Through Rat, Mole comes to know the riverside society, including the wealthy, boastful Toad of Toad Hall, whose enthusiasms blaze up and burn out one after another. A passing motor-car wrecks the friends' caravan and seizes Toad with a new craze; he is left murmuring in the road, possessed, while Rat sourly explains that this is simply how Toad always is. Mole also ventures into the dangerous Wild Wood, is rescued in the snow, and is taken in by the gruff, kindly Badger, who values the security of his deep underground home above all else.
The two quietest chapters turn inward. On a winter walk Mole catches the scent of his abandoned burrow and is overcome by homesickness until Rat helps him return to it and see its small worth again. On a summer night, searching for an otter's lost child, Rat and Mole are granted a vision of a great horned Friend and Helper at the gates of dawn, an awe that holds them and then mercifully fades, leaving the riverbank touched by something sacred.
Toad's craze, meanwhile, deepens into disaster. Badger and the others try confining him at Toad Hall, but he escapes, steals a motor-car, and is sent to prison. He breaks out in a washerwoman's disguise and stumbles through a string of misadventures by canal, horse, and barge before making his way home, only to find that weasels and stoats from the Wild Wood have seized Toad Hall in his absence.

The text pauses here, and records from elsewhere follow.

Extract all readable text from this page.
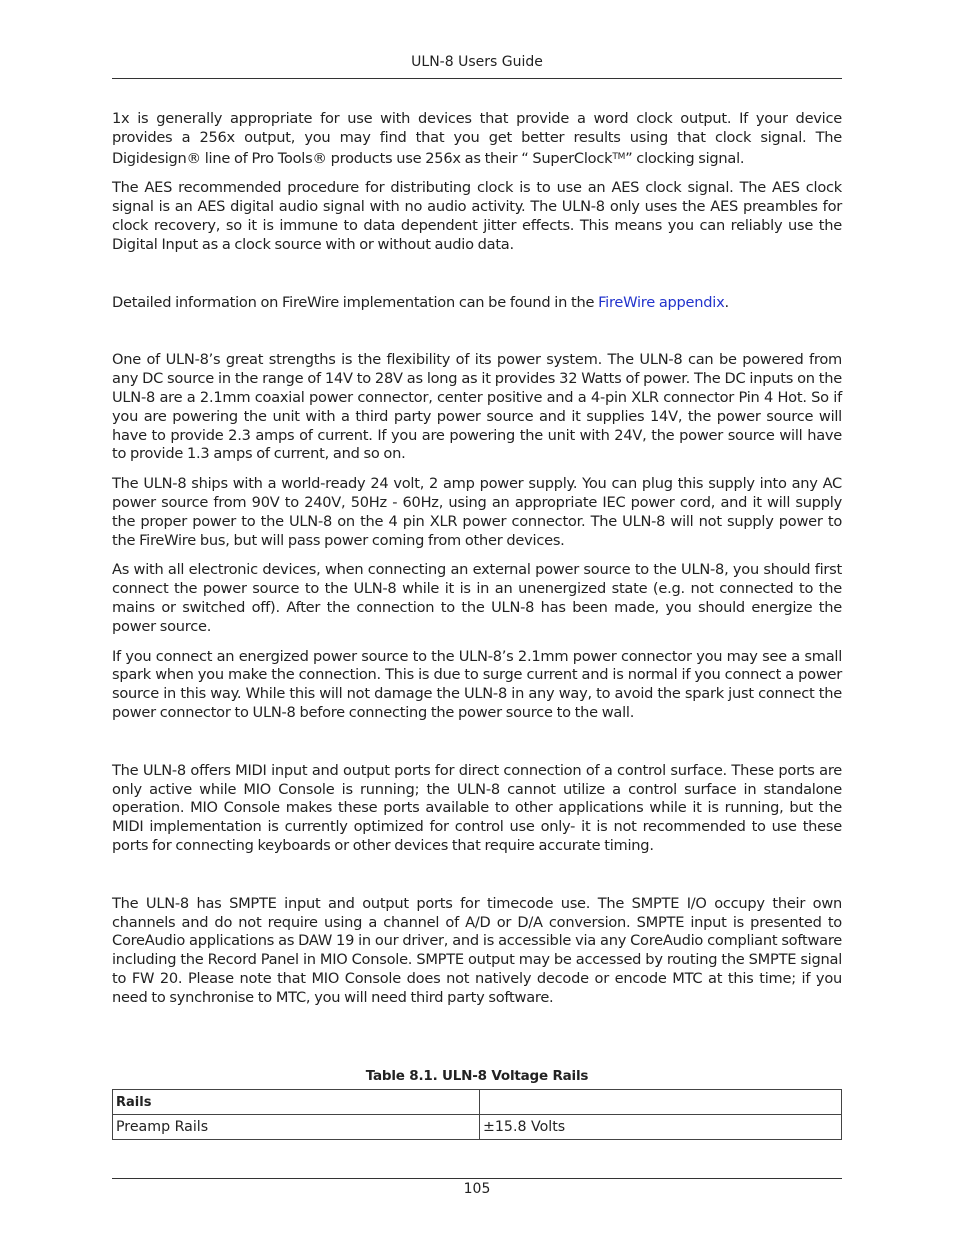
ULN-8 Users Guide

1x is generally appropriate for use with devices that provide a word clock output. If your device provides a 256x output, you may find that you get better results using that clock signal. The Digidesign® line of Pro Tools® products use 256x as their “ SuperClock™” clocking signal.

The AES recommended procedure for distributing clock is to use an AES clock signal. The AES clock signal is an AES digital audio signal with no audio activity. The ULN-8 only uses the AES preambles for clock recovery, so it is immune to data dependent jitter effects. This means you can reliably use the Digital Input as a clock source with or without audio data.

Detailed information on FireWire implementation can be found in the FireWire appendix.

One of ULN-8’s great strengths is the flexibility of its power system. The ULN-8 can be powered from any DC source in the range of 14V to 28V as long as it provides 32 Watts of power. The DC inputs on the ULN-8 are a 2.1mm coaxial power connector, center positive and a 4-pin XLR connector Pin 4 Hot. So if you are powering the unit with a third party power source and it supplies 14V, the power source will have to provide 2.3 amps of current. If you are powering the unit with 24V, the power source will have to provide 1.3 amps of current, and so on.

The ULN-8 ships with a world-ready 24 volt, 2 amp power supply. You can plug this supply into any AC power source from 90V to 240V, 50Hz - 60Hz, using an appropriate IEC power cord, and it will supply the proper power to the ULN-8 on the 4 pin XLR power connector. The ULN-8 will not supply power to the FireWire bus, but will pass power coming from other devices.

As with all electronic devices, when connecting an external power source to the ULN-8, you should first connect the power source to the ULN-8 while it is in an unenergized state (e.g. not connected to the mains or switched off). After the connection to the ULN-8 has been made, you should energize the power source.

If you connect an energized power source to the ULN-8’s 2.1mm power connector you may see a small spark when you make the connection. This is due to surge current and is normal if you connect a power source in this way. While this will not damage the ULN-8 in any way, to avoid the spark just connect the power connector to ULN-8 before connecting the power source to the wall.

The ULN-8 offers MIDI input and output ports for direct connection of a control surface. These ports are only active while MIO Console is running; the ULN-8 cannot utilize a control surface in standalone operation. MIO Console makes these ports available to other applications while it is running, but the MIDI implementation is currently optimized for control use only- it is not recommended to use these ports for connecting keyboards or other devices that require accurate timing.

The ULN-8 has SMPTE input and output ports for timecode use. The SMPTE I/O occupy their own channels and do not require using a channel of A/D or D/A conversion. SMPTE input is presented to CoreAudio applications as DAW 19 in our driver, and is accessible via any CoreAudio compliant software including the Record Panel in MIO Console. SMPTE output may be accessed by routing the SMPTE signal to FW 20. Please note that MIO Console does not natively decode or encode MTC at this time; if you need to synchronise to MTC, you will need third party software.

Table 8.1. ULN-8 Voltage Rails
Rails	
Preamp Rails	±15.8 Volts
105
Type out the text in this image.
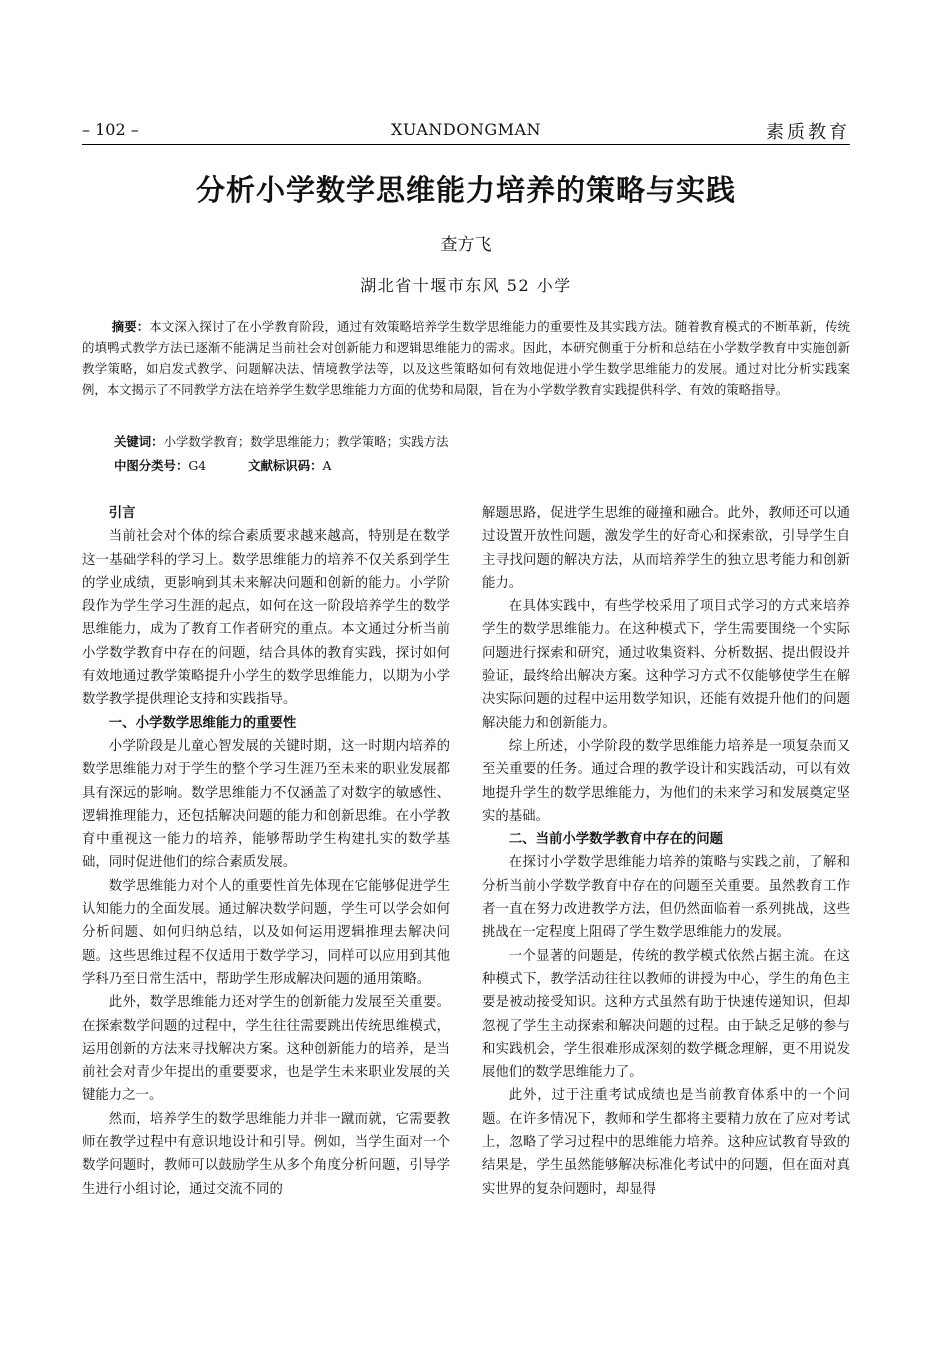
– 102 –	XUANDONGMAN	素质教育
分析小学数学思维能力培养的策略与实践
查方飞
湖北省十堰市东风 52 小学

摘要：本文深入探讨了在小学教育阶段，通过有效策略培养学生数学思维能力的重要性及其实践方法。随着教育模式的不断革新，传统的填鸭式教学方法已逐渐不能满足当前社会对创新能力和逻辑思维能力的需求。因此，本研究侧重于分析和总结在小学数学教育中实施创新教学策略，如启发式教学、问题解决法、情境教学法等，以及这些策略如何有效地促进小学生数学思维能力的发展。通过对比分析实践案例，本文揭示了不同教学方法在培养学生数学思维能力方面的优势和局限，旨在为小学数学教育实践提供科学、有效的策略指导。

关键词：小学数学教育；数学思维能力；教学策略；实践方法
中图分类号：G4	文献标识码：A
引言

当前社会对个体的综合素质要求越来越高，特别是在数学这一基础学科的学习上。数学思维能力的培养不仅关系到学生的学业成绩，更影响到其未来解决问题和创新的能力。小学阶段作为学生学习生涯的起点，如何在这一阶段培养学生的数学思维能力，成为了教育工作者研究的重点。本文通过分析当前小学数学教育中存在的问题，结合具体的教育实践，探讨如何有效地通过教学策略提升小学生的数学思维能力，以期为小学数学教学提供理论支持和实践指导。

一、小学数学思维能力的重要性

小学阶段是儿童心智发展的关键时期，这一时期内培养的数学思维能力对于学生的整个学习生涯乃至未来的职业发展都具有深远的影响。数学思维能力不仅涵盖了对数字的敏感性、逻辑推理能力，还包括解决问题的能力和创新思维。在小学教育中重视这一能力的培养，能够帮助学生构建扎实的数学基础，同时促进他们的综合素质发展。

数学思维能力对个人的重要性首先体现在它能够促进学生认知能力的全面发展。通过解决数学问题，学生可以学会如何分析问题、如何归纳总结，以及如何运用逻辑推理去解决问题。这些思维过程不仅适用于数学学习，同样可以应用到其他学科乃至日常生活中，帮助学生形成解决问题的通用策略。

此外，数学思维能力还对学生的创新能力发展至关重要。在探索数学问题的过程中，学生往往需要跳出传统思维模式，运用创新的方法来寻找解决方案。这种创新能力的培养，是当前社会对青少年提出的重要要求，也是学生未来职业发展的关键能力之一。

然而，培养学生的数学思维能力并非一蹴而就，它需要教师在教学过程中有意识地设计和引导。例如，当学生面对一个数学问题时，教师可以鼓励学生从多个角度分析问题，引导学生进行小组讨论，通过交流不同的

解题思路，促进学生思维的碰撞和融合。此外，教师还可以通过设置开放性问题，激发学生的好奇心和探索欲，引导学生自主寻找问题的解决方法，从而培养学生的独立思考能力和创新能力。

在具体实践中，有些学校采用了项目式学习的方式来培养学生的数学思维能力。在这种模式下，学生需要围绕一个实际问题进行探索和研究，通过收集资料、分析数据、提出假设并验证，最终给出解决方案。这种学习方式不仅能够使学生在解决实际问题的过程中运用数学知识，还能有效提升他们的问题解决能力和创新能力。

综上所述，小学阶段的数学思维能力培养是一项复杂而又至关重要的任务。通过合理的教学设计和实践活动，可以有效地提升学生的数学思维能力，为他们的未来学习和发展奠定坚实的基础。

二、当前小学数学教育中存在的问题

在探讨小学数学思维能力培养的策略与实践之前，了解和分析当前小学数学教育中存在的问题至关重要。虽然教育工作者一直在努力改进教学方法，但仍然面临着一系列挑战，这些挑战在一定程度上阻碍了学生数学思维能力的发展。

一个显著的问题是，传统的教学模式依然占据主流。在这种模式下，教学活动往往以教师的讲授为中心，学生的角色主要是被动接受知识。这种方式虽然有助于快速传递知识，但却忽视了学生主动探索和解决问题的过程。由于缺乏足够的参与和实践机会，学生很难形成深刻的数学概念理解，更不用说发展他们的数学思维能力了。

此外，过于注重考试成绩也是当前教育体系中的一个问题。在许多情况下，教师和学生都将主要精力放在了应对考试上，忽略了学习过程中的思维能力培养。这种应试教育导致的结果是，学生虽然能够解决标准化考试中的问题，但在面对真实世界的复杂问题时，却显得
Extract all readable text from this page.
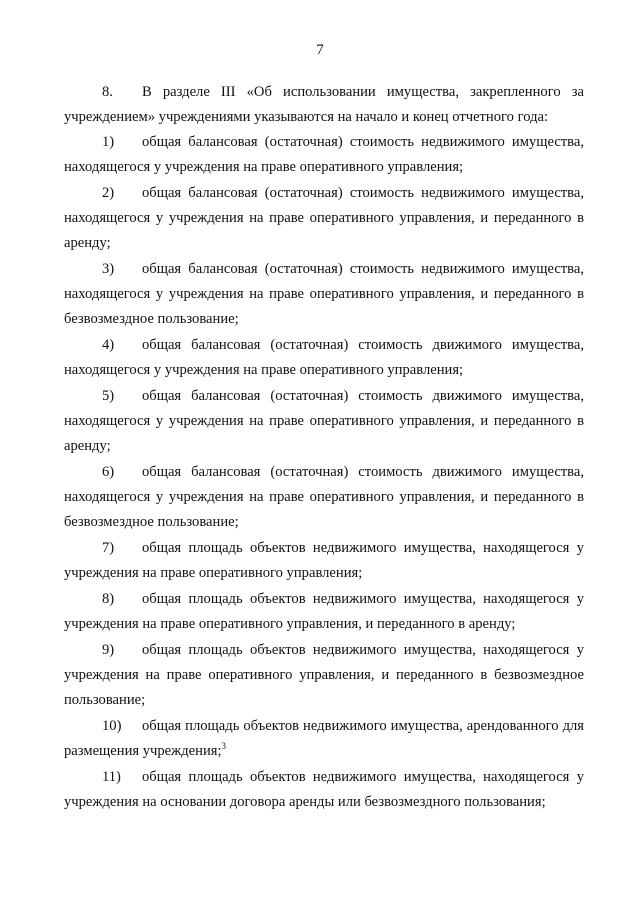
7

8. В разделе III «Об использовании имущества, закрепленного за учреждением» учреждениями указываются на начало и конец отчетного года:

1) общая балансовая (остаточная) стоимость недвижимого имущества, находящегося у учреждения на праве оперативного управления;

2) общая балансовая (остаточная) стоимость недвижимого имущества, находящегося у учреждения на праве оперативного управления, и переданного в аренду;

3) общая балансовая (остаточная) стоимость недвижимого имущества, находящегося у учреждения на праве оперативного управления, и переданного в безвозмездное пользование;

4) общая балансовая (остаточная) стоимость движимого имущества, находящегося у учреждения на праве оперативного управления;

5) общая балансовая (остаточная) стоимость движимого имущества, находящегося у учреждения на праве оперативного управления, и переданного в аренду;

6) общая балансовая (остаточная) стоимость движимого имущества, находящегося у учреждения на праве оперативного управления, и переданного в безвозмездное пользование;

7) общая площадь объектов недвижимого имущества, находящегося у учреждения на праве оперативного управления;

8) общая площадь объектов недвижимого имущества, находящегося у учреждения на праве оперативного управления, и переданного в аренду;

9) общая площадь объектов недвижимого имущества, находящегося у учреждения на праве оперативного управления, и переданного в безвозмездное пользование;

10) общая площадь объектов недвижимого имущества, арендованного для размещения учреждения;$^3$

11) общая площадь объектов недвижимого имущества, находящегося у учреждения на основании договора аренды или безвозмездного пользования;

The four friends mount a final rescue. Armed and led by Badger, they slip in through a secret tunnel and rout the invaders, restoring the hall to its owner. Chastened, Toad is persuaded to give up his old swagger, hold a modest banquet, and behave at last like a reformed and grateful animal. The story closes with the riverbank world set right and the bonds of its small community affirmed.